Right now, plant-based meat has about a 1.5-2% dollar share of the US retail meat market, depending on how you calculate it. The unit share is far lower due to these brands' very high unit pricing.
The plant-based meat slow-down may very well be the result of a terrifying truth: the addressable market at retail for plant-based meat offerings is not that big after all. Nor is it growing any more quickly than population growth and the natural creation of vegans/vegetarians in the broader culture.*
Again and again, we've read enthusiastic projections of plant-based meat's ultimate scale in the future, most from brand owners and 'institutes' studying the retail data. In 2017, for example, the Good Food Institute teed up the future scale of plant-based meat by imagining 10% of the total US meat market (foodservice and retail) as attainable.
These calculations derive from looking at retail or USDA sales data, calculating a recent multi-year CAGR, and then projecting into the future.

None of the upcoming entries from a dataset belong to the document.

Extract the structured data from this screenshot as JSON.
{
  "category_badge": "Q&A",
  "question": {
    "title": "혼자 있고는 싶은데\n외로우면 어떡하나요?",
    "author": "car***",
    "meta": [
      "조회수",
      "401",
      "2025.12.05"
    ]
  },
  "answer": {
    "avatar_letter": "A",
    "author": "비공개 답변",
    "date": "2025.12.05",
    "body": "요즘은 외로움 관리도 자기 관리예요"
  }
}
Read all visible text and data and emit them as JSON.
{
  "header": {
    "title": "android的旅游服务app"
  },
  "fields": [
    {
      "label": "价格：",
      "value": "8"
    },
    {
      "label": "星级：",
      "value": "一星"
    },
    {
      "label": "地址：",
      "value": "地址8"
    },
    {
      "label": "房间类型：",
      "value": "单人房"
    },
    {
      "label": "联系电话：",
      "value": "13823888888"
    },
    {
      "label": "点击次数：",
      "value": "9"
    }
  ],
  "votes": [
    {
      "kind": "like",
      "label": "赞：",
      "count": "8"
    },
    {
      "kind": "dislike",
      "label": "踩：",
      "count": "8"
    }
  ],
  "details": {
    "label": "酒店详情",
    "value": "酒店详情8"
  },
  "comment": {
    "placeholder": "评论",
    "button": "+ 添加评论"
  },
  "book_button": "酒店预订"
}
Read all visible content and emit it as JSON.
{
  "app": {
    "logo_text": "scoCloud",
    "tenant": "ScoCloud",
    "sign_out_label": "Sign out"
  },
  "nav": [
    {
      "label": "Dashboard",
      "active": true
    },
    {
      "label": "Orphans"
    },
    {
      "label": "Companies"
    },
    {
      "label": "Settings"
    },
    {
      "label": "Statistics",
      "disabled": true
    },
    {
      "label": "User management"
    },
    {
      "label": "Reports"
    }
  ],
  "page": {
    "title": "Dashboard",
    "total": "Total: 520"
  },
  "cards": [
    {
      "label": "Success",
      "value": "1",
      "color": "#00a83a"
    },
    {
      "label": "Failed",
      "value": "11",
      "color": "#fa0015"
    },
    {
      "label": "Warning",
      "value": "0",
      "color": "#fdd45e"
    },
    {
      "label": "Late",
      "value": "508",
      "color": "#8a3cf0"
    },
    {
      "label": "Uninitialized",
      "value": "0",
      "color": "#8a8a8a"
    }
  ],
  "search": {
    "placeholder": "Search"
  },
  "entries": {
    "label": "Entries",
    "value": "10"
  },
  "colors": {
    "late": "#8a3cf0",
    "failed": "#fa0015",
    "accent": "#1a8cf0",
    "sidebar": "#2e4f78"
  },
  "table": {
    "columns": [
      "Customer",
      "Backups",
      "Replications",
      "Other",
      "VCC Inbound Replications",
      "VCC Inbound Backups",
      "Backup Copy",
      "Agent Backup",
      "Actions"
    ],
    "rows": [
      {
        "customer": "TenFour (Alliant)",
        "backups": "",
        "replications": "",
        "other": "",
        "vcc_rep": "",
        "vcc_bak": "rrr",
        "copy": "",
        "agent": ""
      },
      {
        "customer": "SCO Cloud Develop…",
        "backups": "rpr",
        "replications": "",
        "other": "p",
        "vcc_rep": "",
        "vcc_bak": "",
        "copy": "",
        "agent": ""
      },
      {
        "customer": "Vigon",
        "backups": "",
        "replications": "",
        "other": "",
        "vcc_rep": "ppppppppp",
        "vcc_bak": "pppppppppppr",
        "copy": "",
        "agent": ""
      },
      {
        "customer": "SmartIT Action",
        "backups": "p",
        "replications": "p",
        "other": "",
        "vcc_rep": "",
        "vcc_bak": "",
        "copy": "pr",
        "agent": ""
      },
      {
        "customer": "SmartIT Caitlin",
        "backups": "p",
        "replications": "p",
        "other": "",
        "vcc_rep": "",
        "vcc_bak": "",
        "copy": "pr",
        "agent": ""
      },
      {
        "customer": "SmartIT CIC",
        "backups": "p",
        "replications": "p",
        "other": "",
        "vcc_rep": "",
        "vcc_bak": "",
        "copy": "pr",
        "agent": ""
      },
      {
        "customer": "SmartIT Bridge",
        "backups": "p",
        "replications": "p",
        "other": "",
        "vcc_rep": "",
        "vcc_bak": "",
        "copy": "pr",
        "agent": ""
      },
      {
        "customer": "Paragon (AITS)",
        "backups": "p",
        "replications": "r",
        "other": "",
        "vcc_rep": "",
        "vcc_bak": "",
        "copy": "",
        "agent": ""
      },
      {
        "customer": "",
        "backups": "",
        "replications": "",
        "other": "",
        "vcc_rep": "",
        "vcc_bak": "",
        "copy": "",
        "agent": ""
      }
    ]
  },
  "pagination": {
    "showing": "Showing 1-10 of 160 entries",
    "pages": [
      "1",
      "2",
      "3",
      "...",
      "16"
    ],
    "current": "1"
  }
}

But, this can't be best practice.
Total addressable market
Around the year 2000, investment banking's internal phrase – Total Addressable Market (TAM) – started taking off in business and investing circles, especially in fast-growing venture-capital fueled sectors like plant-based meat. The term has become popular in English language media since 2010, according to Google's ngram database.
TAM is NOT a phrase created by seasoned market researchers or social scientists. It's an investment banking phrase. As such, there is always a heavy dose of optimism built-in when it typically gets used. Nor is there ANY regulation about how to calculate it before tossing it in front of public fund managers whose money you may desire.**
One thing you'll learn talking to any seasoned PhD-level demographer is that, aside from population datasets, you don't make long-term forecasts (i.e., beyond five years) about small phenomena. You don't do it about small phenomena dependent on many variables you can't analytically control.
No innovation ever captures the TAM. Ever. Ever. Ever.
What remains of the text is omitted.